The Breezy used a set of Piper PA-12 wings and a factory new Continental C-90-8 engine with a special pusher crank. The original propeller was still being used after 800 hours and the engine was on only its second set of spark plugs. With an empty weight of 698 pounds, the prototype consistently out-performed other Breezys. Carl did much of the welding on the airplane himself. The 10-gallon fuel tank, which Carl also built, lasted the entire time the Breezy was flying.
Carl flew the Breezy at fly-in demonstrations and recreationally for 25 years. Many thousands of people took rides with Carl in the Breezy, including an FAA Administrator Sen. Barry Goldwater, actor Cliff Robertson, and an entire Concorde crew. People loved flying in the Breezy because it was elemental and safe and the flight provided a thrill unmatched by any other experience.

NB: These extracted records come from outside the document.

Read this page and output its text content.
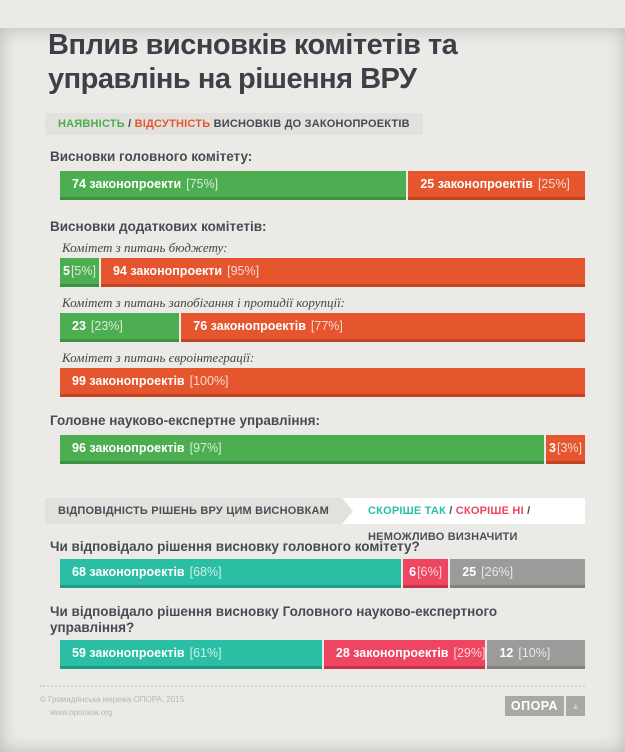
Вплив висновків комітетів та
управлінь на рішення ВРУ
НАЯВНІСТЬ / ВІДСУТНІСТЬ ВИСНОВКІВ ДО ЗАКОНОПРОЕКТІВ
Висновки головного комітету:
74 законопроекти [75%]	25 законопроектів [25%]
Висновки додаткових комітетів:
Комітет з питань бюджету:
5 [5%] 94 законопроекти [95%]
Комітет з питань запобігання і протидії корупції:
23 [23%]	76 законопроектів [77%]
Комітет з питань євроінтеграції:
99 законопроектів [100%]
Головне науково-експертне управління:
96 законопроектів [97%]	3 [3%]
ВІДПОВІДНІСТЬ РІШЕНЬ ВРУ ЦИМ ВИСНОВКАМ	СКОРІШЕ ТАК / СКОРІШЕ НІ / НЕМОЖЛИВО ВИЗНАЧИТИ
Чи відповідало рішення висновку головного комітету?
68 законопроектів [68%]	6 [6%] 25 [26%]
Чи відповідало рішення висновку Головного науково-експертного управління?
59 законопроектів [61%]	28 законопроектів [29%] 12 [10%]
© Громадянська мережа ОПОРА, 2015
www.oporaua.org	ОПОРА	▲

The Breezy was one of the most universally recognized aircraft to emerge from the EAA movement. Charley’s design and Carl’s construction proved to create a very popular airplane with EAA members. After 25 years, Carl decided to donate his prototype Breezy to the EAA Aviation Museum. In October 1990, Carl flew the famous red and white Breezy to Oshkosh and touched down for the last time on the runway at EAA’s Pioneer Airport.